Release date: 2015
Version played: Xbox One in 2015
Based on the well-known comic book hero, Batman: Arkham Knight is the fourth and reportedly final of the Batman: Arkham quadrilogy of games (Rocksteady is the developer of Asylum, City and now Knight, whereas Warner Bros Montreal released Origins, a prequel game). After suppressing the Joker’s takeover of Arkham Asylum in the first game, the sequel saw Batman head back to Gotham City, into a walled off area going by the name of Arkham City. The second game was bigger, in many regards, although it was much less personal, but further fleshed out the mythos of the Caped Crusader, culminating in the shocking death of The Joker.
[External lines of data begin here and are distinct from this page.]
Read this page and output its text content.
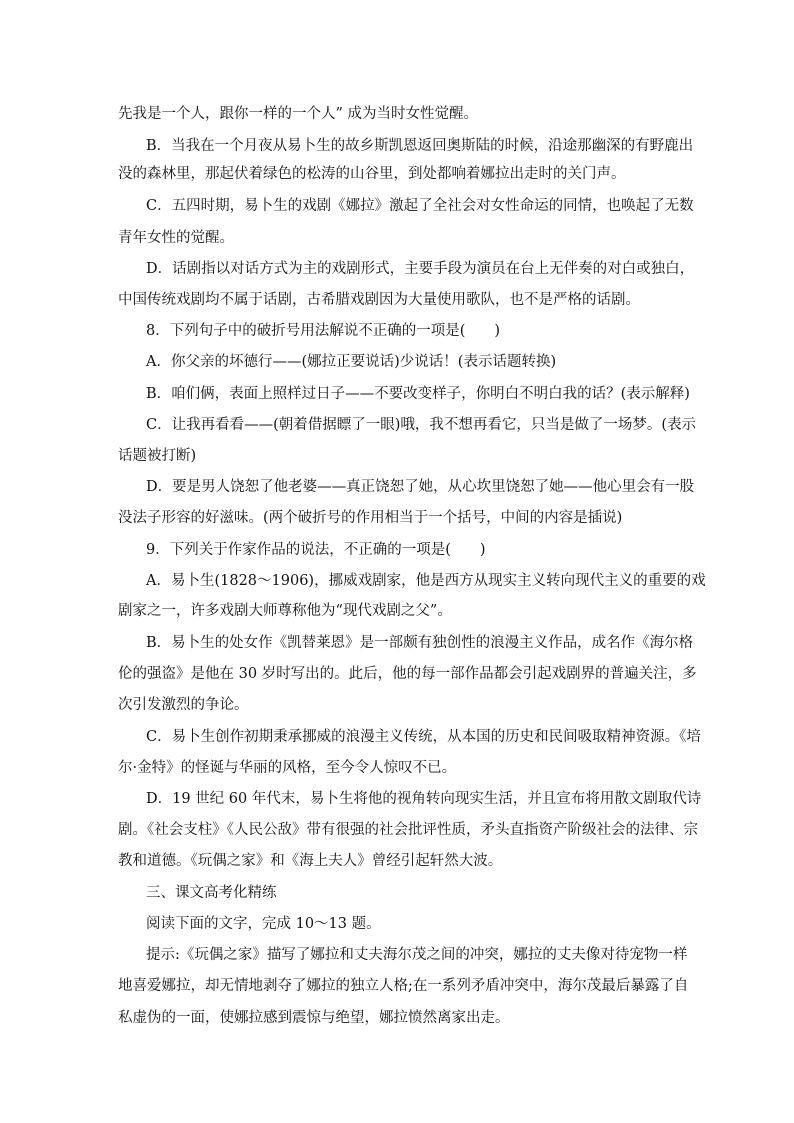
先我是一个人，跟你一样的一个人” 成为当时女性觉醒。
B．当我在一个月夜从易卜生的故乡斯凯恩返回奥斯陆的时候，沿途那幽深的有野鹿出
没的森林里，那起伏着绿色的松涛的山谷里，到处都响着娜拉出走时的关门声。
C．五四时期，易卜生的戏剧《娜拉》激起了全社会对女性命运的同情，也唤起了无数
青年女性的觉醒。
D．话剧指以对话方式为主的戏剧形式，主要手段为演员在台上无伴奏的对白或独白，
中国传统戏剧均不属于话剧，古希腊戏剧因为大量使用歌队，也不是严格的话剧。
8．下列句子中的破折号用法解说不正确的一项是(　　)
A．你父亲的坏德行——(娜拉正要说话)少说话！(表示话题转换)
B．咱们俩，表面上照样过日子——不要改变样子，你明白不明白我的话？(表示解释)
C．让我再看看——(朝着借据瞟了一眼)哦，我不想再看它，只当是做了一场梦。(表示
话题被打断)
D．要是男人饶恕了他老婆——真正饶恕了她，从心坎里饶恕了她——他心里会有一股
没法子形容的好滋味。(两个破折号的作用相当于一个括号，中间的内容是插说)
9．下列关于作家作品的说法，不正确的一项是(　　)
A．易卜生(1828～1906)，挪威戏剧家，他是西方从现实主义转向现代主义的重要的戏
剧家之一，许多戏剧大师尊称他为“现代戏剧之父”。
B．易卜生的处女作《凯替莱恩》是一部颇有独创性的浪漫主义作品，成名作《海尔格
伦的强盗》是他在 30 岁时写出的。此后，他的每一部作品都会引起戏剧界的普遍关注，多
次引发激烈的争论。
C．易卜生创作初期秉承挪威的浪漫主义传统，从本国的历史和民间吸取精神资源。《培
尔·金特》的怪诞与华丽的风格，至今令人惊叹不已。
D．19 世纪 60 年代末，易卜生将他的视角转向现实生活，并且宣布将用散文剧取代诗
剧。《社会支柱》《人民公敌》带有很强的社会批评性质，矛头直指资产阶级社会的法律、宗
教和道德。《玩偶之家》和《海上夫人》曾经引起轩然大波。
三、课文高考化精练
阅读下面的文字，完成 10～13 题。
提示:《玩偶之家》描写了娜拉和丈夫海尔茂之间的冲突，娜拉的丈夫像对待宠物一样
地喜爱娜拉，却无情地剥夺了娜拉的独立人格;在一系列矛盾冲突中，海尔茂最后暴露了自
私虚伪的一面，使娜拉感到震惊与绝望，娜拉愤然离家出走。
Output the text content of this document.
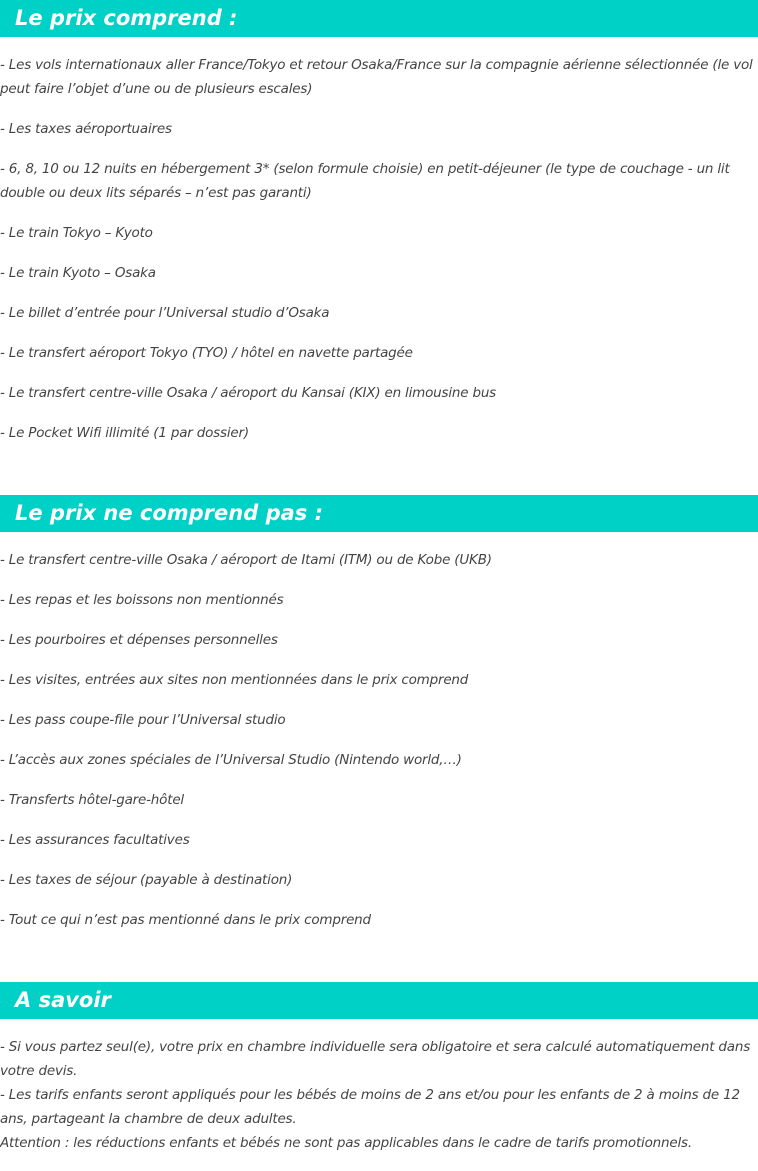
Le prix comprend :

- Les vols internationaux aller France/Tokyo et retour Osaka/France sur la compagnie aérienne sélectionnée (le vol peut faire l’objet d’une ou de plusieurs escales)

- Les taxes aéroportuaires

- 6, 8, 10 ou 12 nuits en hébergement 3* (selon formule choisie) en petit-déjeuner (le type de couchage - un lit double ou deux lits séparés – n’est pas garanti)

- Le train Tokyo – Kyoto

- Le train Kyoto – Osaka

- Le billet d’entrée pour l’Universal studio d’Osaka

- Le transfert aéroport Tokyo (TYO) / hôtel en navette partagée

- Le transfert centre-ville Osaka / aéroport du Kansai (KIX) en limousine bus

- Le Pocket Wifi illimité (1 par dossier)

Le prix ne comprend pas :

- Le transfert centre-ville Osaka / aéroport de Itami (ITM) ou de Kobe (UKB)

- Les repas et les boissons non mentionnés

- Les pourboires et dépenses personnelles

- Les visites, entrées aux sites non mentionnées dans le prix comprend

- Les pass coupe-file pour l’Universal studio

- L’accès aux zones spéciales de l’Universal Studio (Nintendo world,…)

- Transferts hôtel-gare-hôtel

- Les assurances facultatives

- Les taxes de séjour (payable à destination)

- Tout ce qui n’est pas mentionné dans le prix comprend

A savoir

- Si vous partez seul(e), votre prix en chambre individuelle sera obligatoire et sera calculé automatiquement dans votre devis.

- Les tarifs enfants seront appliqués pour les bébés de moins de 2 ans et/ou pour les enfants de 2 à moins de 12 ans, partageant la chambre de deux adultes.

Attention : les réductions enfants et bébés ne sont pas applicables dans le cadre de tarifs promotionnels.
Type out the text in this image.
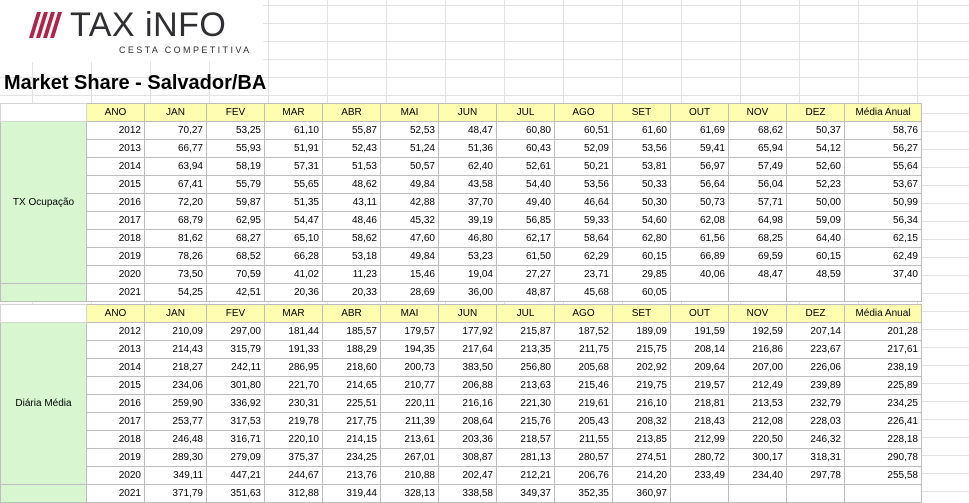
TAX iNFO
CESTA COMPETITIVA
Market Share - Salvador/BA
	ANO	JAN	FEV	MAR	ABR	MAI	JUN	JUL	AGO	SET	OUT	NOV	DEZ	Média Anual
TX Ocupação	2012	70,27	53,25	61,10	55,87	52,53	48,47	60,80	60,51	61,60	61,69	68,62	50,37	58,76
	2013	66,77	55,93	51,91	52,43	51,24	51,36	60,43	52,09	53,56	59,41	65,94	54,12	56,27
	2014	63,94	58,19	57,31	51,53	50,57	62,40	52,61	50,21	53,81	56,97	57,49	52,60	55,64
	2015	67,41	55,79	55,65	48,62	49,84	43,58	54,40	53,56	50,33	56,64	56,04	52,23	53,67
	2016	72,20	59,87	51,35	43,11	42,88	37,70	49,40	46,64	50,30	50,73	57,71	50,00	50,99
	2017	68,79	62,95	54,47	48,46	45,32	39,19	56,85	59,33	54,60	62,08	64,98	59,09	56,34
	2018	81,62	68,27	65,10	58,62	47,60	46,80	62,17	58,64	62,80	61,56	68,25	64,40	62,15
	2019	78,26	68,52	66,28	53,18	49,84	53,23	61,50	62,29	60,15	66,89	69,59	60,15	62,49
	2020	73,50	70,59	41,02	11,23	15,46	19,04	27,27	23,71	29,85	40,06	48,47	48,59	37,40
	2021	54,25	42,51	20,36	20,33	28,69	36,00	48,87	45,68	60,05				
	ANO	JAN	FEV	MAR	ABR	MAI	JUN	JUL	AGO	SET	OUT	NOV	DEZ	Média Anual
Diária Média	2012	210,09	297,00	181,44	185,57	179,57	177,92	215,87	187,52	189,09	191,59	192,59	207,14	201,28
	2013	214,43	315,79	191,33	188,29	194,35	217,64	213,35	211,75	215,75	208,14	216,86	223,67	217,61
	2014	218,27	242,11	286,95	218,60	200,73	383,50	256,80	205,68	202,92	209,64	207,00	226,06	238,19
	2015	234,06	301,80	221,70	214,65	210,77	206,88	213,63	215,46	219,75	219,57	212,49	239,89	225,89
	2016	259,90	336,92	230,31	225,51	220,11	216,16	221,30	219,61	216,10	218,81	213,53	232,79	234,25
	2017	253,77	317,53	219,78	217,75	211,39	208,64	215,76	205,43	208,32	218,43	212,08	228,03	226,41
	2018	246,48	316,71	220,10	214,15	213,61	203,36	218,57	211,55	213,85	212,99	220,50	246,32	228,18
	2019	289,30	279,09	375,37	234,25	267,01	308,87	281,13	280,57	274,51	280,72	300,17	318,31	290,78
	2020	349,11	447,21	244,67	213,76	210,88	202,47	212,21	206,76	214,20	233,49	234,40	297,78	255,58
	2021	371,79	351,63	312,88	319,44	328,13	338,58	349,37	352,35	360,97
This final entry in the series, set one year later, sees Batman try to deal with the death of his long time rival, while simultaneously attempting to thwart the release of deadly fear toxins by The Scarecrow. Long time voice of Batman, Kevin Conroy returns as the Dark Knight, and John Noble has the role of The Scarecrow. Jonathan Banks becomes the fourth voice of Commissioner Gordon and Ashley Greene replaces Kimberly Brooks as Barbara Gordon, aka the Oracle, Batman’s tech expert. The Joker appears in a flashback or two, and is once again, voiced by the iconic Mark Hamill.
+ the environment, that is all of Gotham City, and the character models and effects and everything just looks absolutely fantastic. The rain effects in particular are very pretty
+ the Batmobile is the real star of this game, almost as an entity itself. It’s various components move fluently, and the physics from destroying the world around you, intentionally or as collateral damage, are simply beautiful. The various ways in which the vehicle is needed to solve puzzles is particularly enjoyable, and you’ll need to put your thinking cap on if you want to get those last few collectibles
+ the combat is the same free-flowing, hard-hitting romp it has always been, but a few new changes help to not make it ‘more of the same’. New gadgets to use and the addition of the Batmobile create many new situations and ways to dispatch your enemies
+ the entire voice cast is phenomenal. Conroy proves, once again, why he is the best ever Batman voice, and Noble is menacing and angry as Scarecrow, though admittedly I never thought Scarecrow should have a deep voice. Banks as Commissioner Gordon and Greene as Oracle are also thankfully very pleasing, as you hear from them a lot.
+ the standout cast member has to be, for the fourth time running, Wally Wingert as The Riddler. His patronizing tone, and gradual descent into (further) insanity is almost reward enough itself to collect the various hidden goods
+ a few more small, large or HUGE surprises that I can’t really mention due to spoilers, but rest assured all of them were amazing to experience
– the Arkham Knight him/her/itself is almost inconsequential in the end. Barely menacing, only ever getting away in cut scenes, the Knight’s presence is stated by the characters, but hardly felt. Their identity, arguably the biggest talking point in the lead up to the game, loses steam early, and by the time the reveal is made, you’ll have come to that conclusion over half the game ago
– the pacing of the main story is often broken up, solely for an allied character to remind you that there are side missions. The story itself is very hit and miss, relying far too heavily on the lackluster reveal of the Arkham Knight.
– far too often, control is taken away from you and batman does something cool, usually in slow motion
– lots of collision detection issues, on foot and in the Batmobile. Many, many times Batman (or an enemy) was half inside a wall as an attack animation played out, causing him to twitch all over the place
– a handful of jump scares was a clichéd, but interesting way to evoke the ‘fear’ part of Scarecrow’s City of Fear. Some were very effective, and I am not ashamed to say I jumped off my couch due to one in particular, dropping my controller onto the floor
> Lots and lots of references to the rest of the Justice League, in particular Superman, has me hopeful that we may get a new game in the Arkham universe, without focusing on Batman. Queen Industries and LexCorp signs can be seen all over Gotham.
> There are plenty of callbacks, to historic Batman stories, including The Killing Joke, Death in the Family and even shades of Knightfall. Some are handled subtly, and others have all the subtlety and nuance of a napalm enema.
> No Bane is a big omission (no pun intended). He’s always been a favourite and I’d have thought he’d make at least a small appearance, as a few others did.
Should you play this game: You should absolutely play this game. I don’t think it made the most of its various villains, Scarecrow’s ‘fear’ motif least of all, but this was a particularly enjoyable game. The combat, world and particularly the Batmobile make this a game you’d have to be foolish to skip. (Having said that, make sure you play at least the first two, before playing this one; as a trilogy, they are probably one of the best in gaming).